JAKARTA, KOMPAS.com - Penggunaan air keras sebagai senjata dalam tindakan kejahatan kembali marak terjadi di tengah masyarakat, khususnya kalangan pelajar.
Baru-baru ini, sebanyak enam pelajar sekolah menengah pertama (SMP) jadi sasaran penyiraman air keras oleh orang tak dikenal di wilayah Kamal Muara, Penjaringan, Jakarta Utara (22/8/2023).
Tak hanya itu, teror air keras juga terjadi pada siswa sekolah menengah kejuruan (SMK) di Jalan Pisangan Lama III, Pisangan Timur, Pulogadung, Jakarta Timur, Selasa (8/8/2023).
Kriminolog dari Universitas Indonesia (UI), Adrianus Eliasta Sembiring Meliala, melihat ada beberapa faktor terjadinya teror air keras di kalangan pelajar.
Menurut Adrianus, teror air keras di kalangan pelajar ini tak lepas dari siklus kekerasan yang terus berulang sejak masa lalu dan tidak ada penyelesaiannya hingga saat ini.
"Ada kemungkinan pelaku adalah mereka yang pernah menjadi korban dulu. Sehingga, mereka pada dasarnya mengulangi siklus kekerasan tersebut," ucap Adrianus kepada Kompas.com, dikutip Sabtu (26/8/2023).
Adrianus berujar, penggunaan air keras ini bisa menjadi alat pembunuh di tangan siswa yang sedang "mencari lawan". Konsep "mencari lawan" muncul karena pelaku dan korban tidak saling mengenal.
Biasanya, kata Adrianus, mereka adalah siswa dari dua sekolah yang mengembangkan legacy (warisan) permusuhan dari angkatan ke angkatan.
"Maka, sepulang sekolah, siswa dari kedua belah pihak 'mencari musuh' mereka saat di luar kompleks sekolah berbekalkan apa pun senjata mereka, baik itu senjata tanajam, air keras, batu, atau lainnya," ungkap Adrianus.

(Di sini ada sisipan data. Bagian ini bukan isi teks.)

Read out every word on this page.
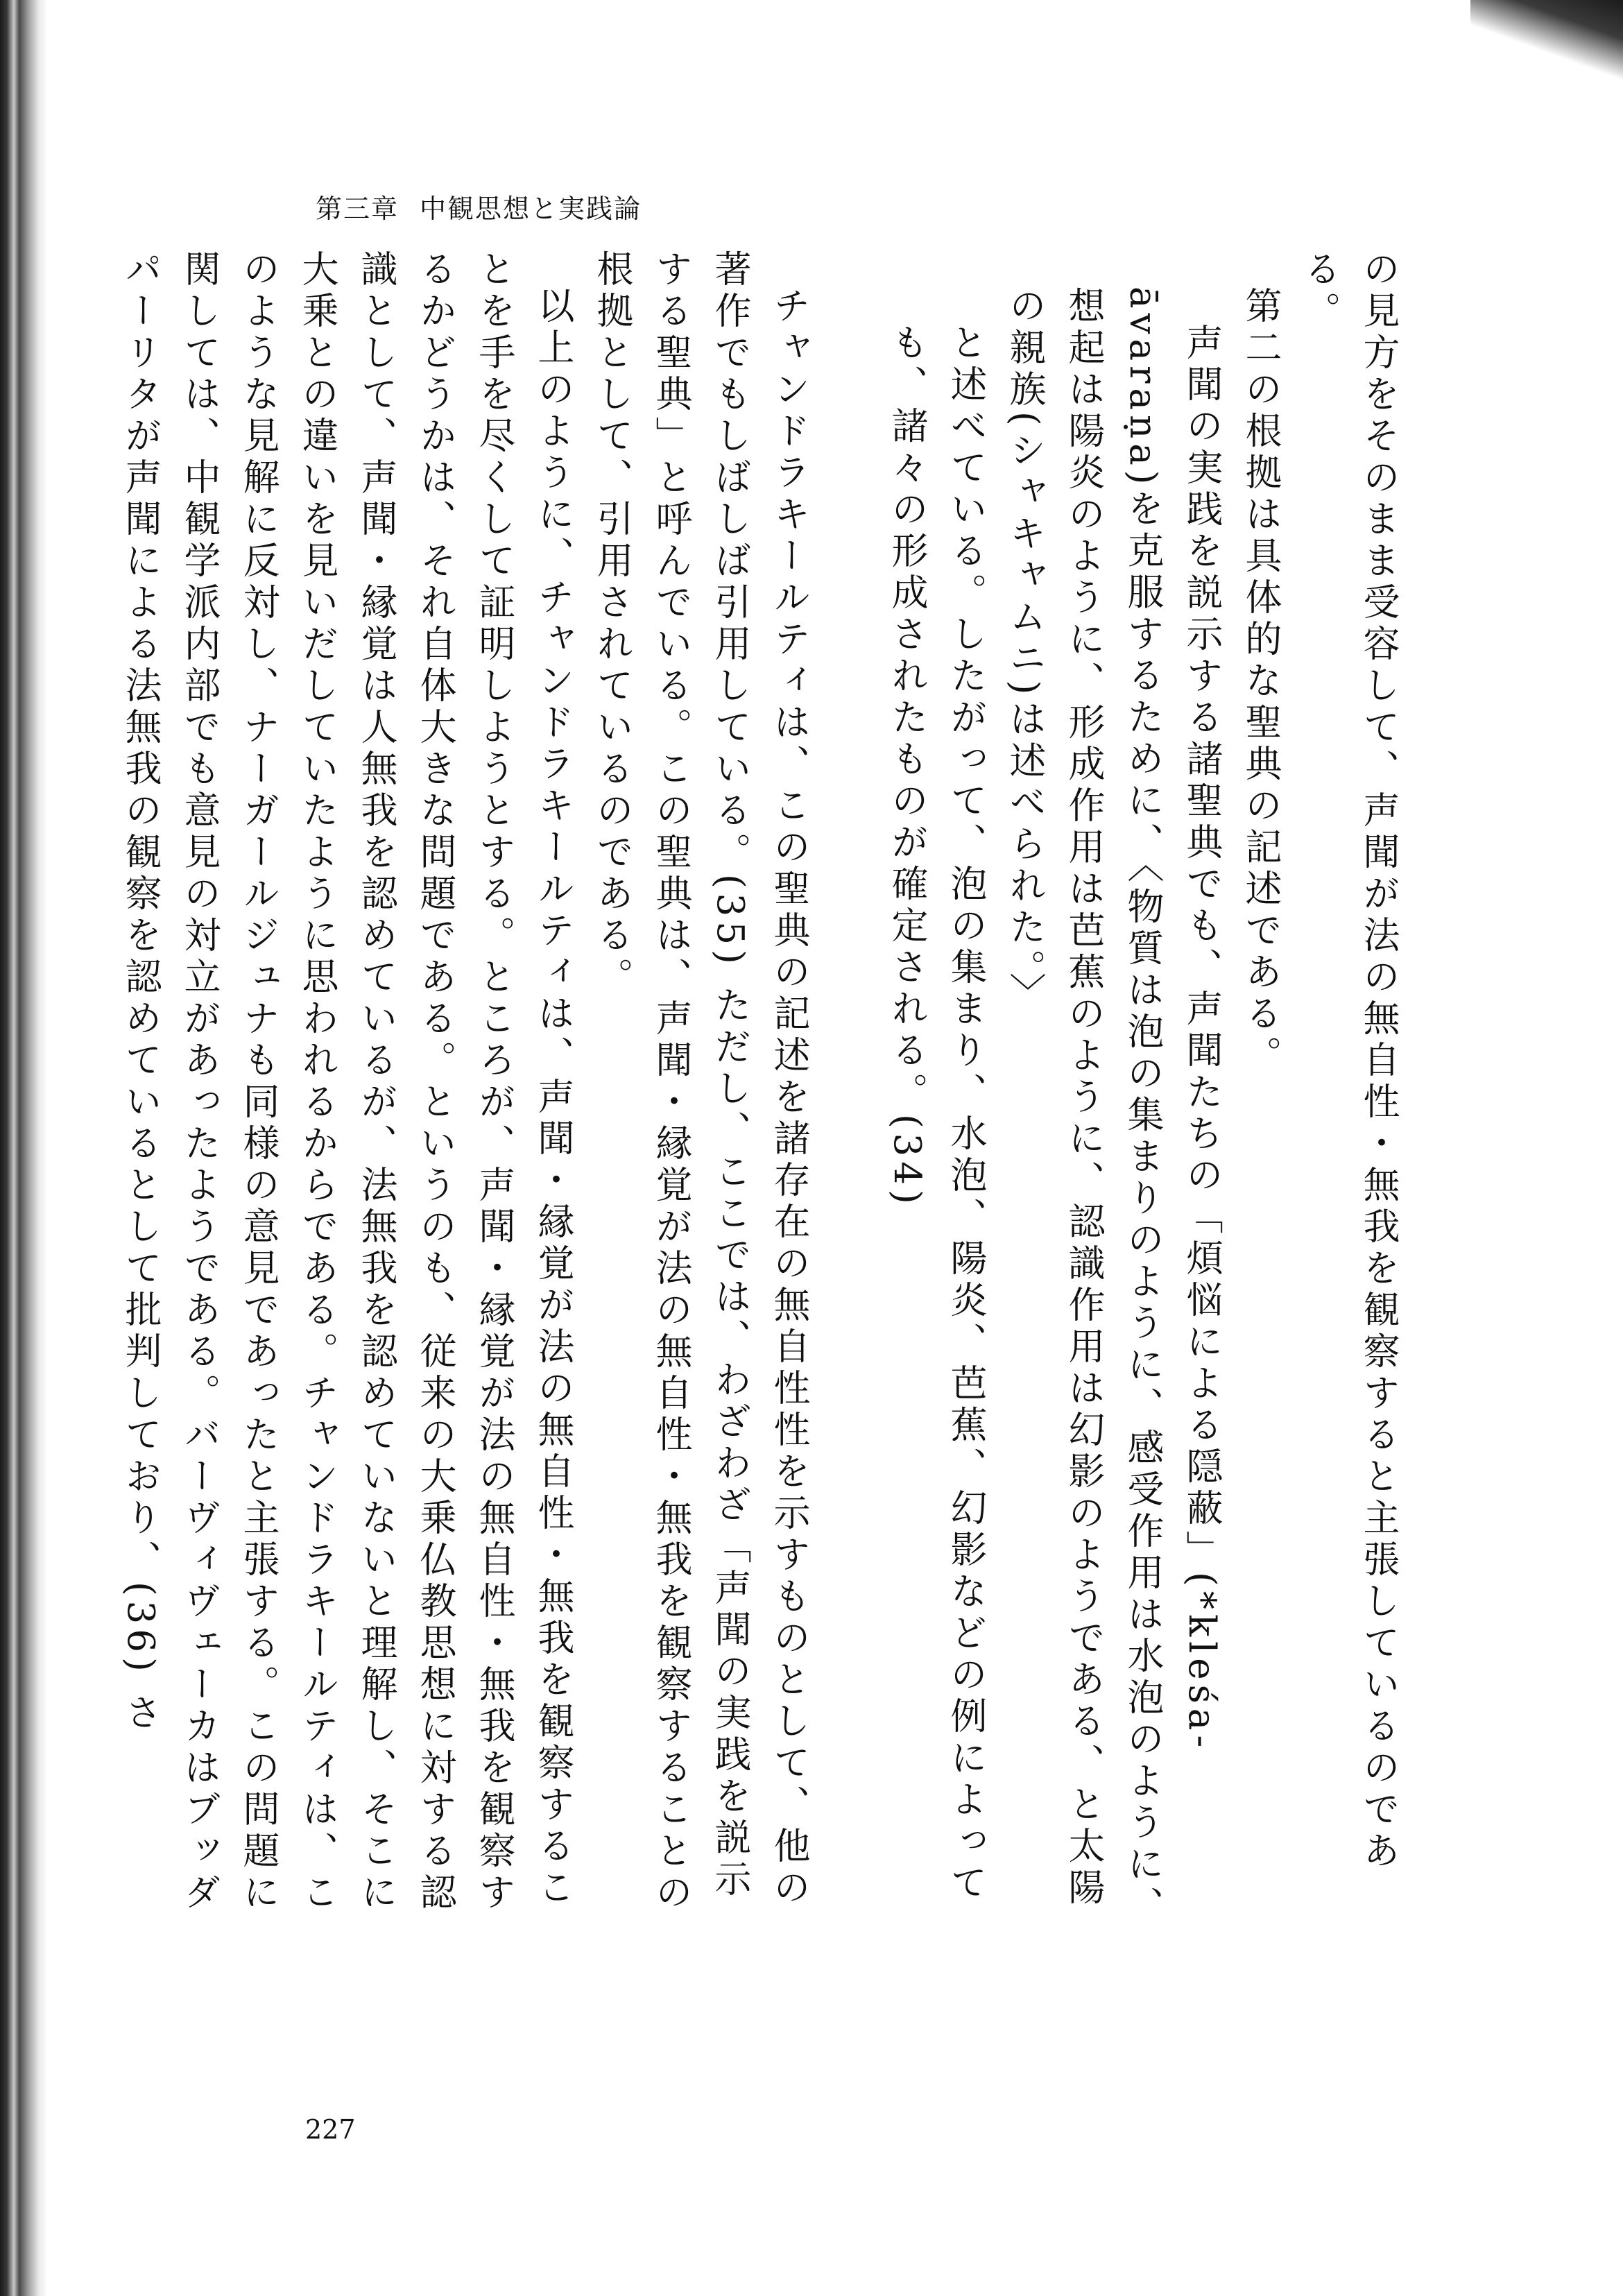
第三章 中観思想と実践論

の見方をそのまま受容して、声聞が法の無自性・無我を観察すると主張しているのである。

第二の根拠は具体的な聖典の記述である。

声聞の実践を説示する諸聖典でも、声聞たちの「煩悩による隠蔽」(*kleśa-āvaraṇa)を克服するために、〈物質は泡の集まりのように、感受作用は水泡のように、想起は陽炎のように、形成作用は芭蕉のように、認識作用は幻影のようである、と太陽の親族(シャキャムニ)は述べられた。〉

と述べている。したがって、泡の集まり、水泡、陽炎、芭蕉、幻影などの例によっても、諸々の形成されたものが確定される。(34)

チャンドラキールティは、この聖典の記述を諸存在の無自性性を示すものとして、他の著作でもしばしば引用している。(35) ただし、ここでは、わざわざ「声聞の実践を説示する聖典」と呼んでいる。この聖典は、声聞・縁覚が法の無自性・無我を観察することの根拠として、引用されているのである。

以上のように、チャンドラキールティは、声聞・縁覚が法の無自性・無我を観察することを手を尽くして証明しようとする。ところが、声聞・縁覚が法の無自性・無我を観察するかどうかは、それ自体大きな問題である。というのも、従来の大乗仏教思想に対する認識として、声聞・縁覚は人無我を認めているが、法無我を認めていないと理解し、そこに大乗との違いを見いだしていたように思われるからである。チャンドラキールティは、このような見解に反対し、ナーガールジュナも同様の意見であったと主張する。この問題に関しては、中観学派内部でも意見の対立があったようである。バーヴィヴェーカはブッダパーリタが声聞による法無我の観察を認めているとして批判しており、(36) さ

227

Di sisi lain, penggunaan air keras sebagai alat teror itu karena "senjata" itu mudah diperoleh atau dibeli oleh siapa saja.
Selain itu, kata Adrianus, para pelaku diyakini sudah belajar dari media atau literatur yang ada bahwa pernah terjadi penggunaan air keras untuk mencederai lawan sebelumnya.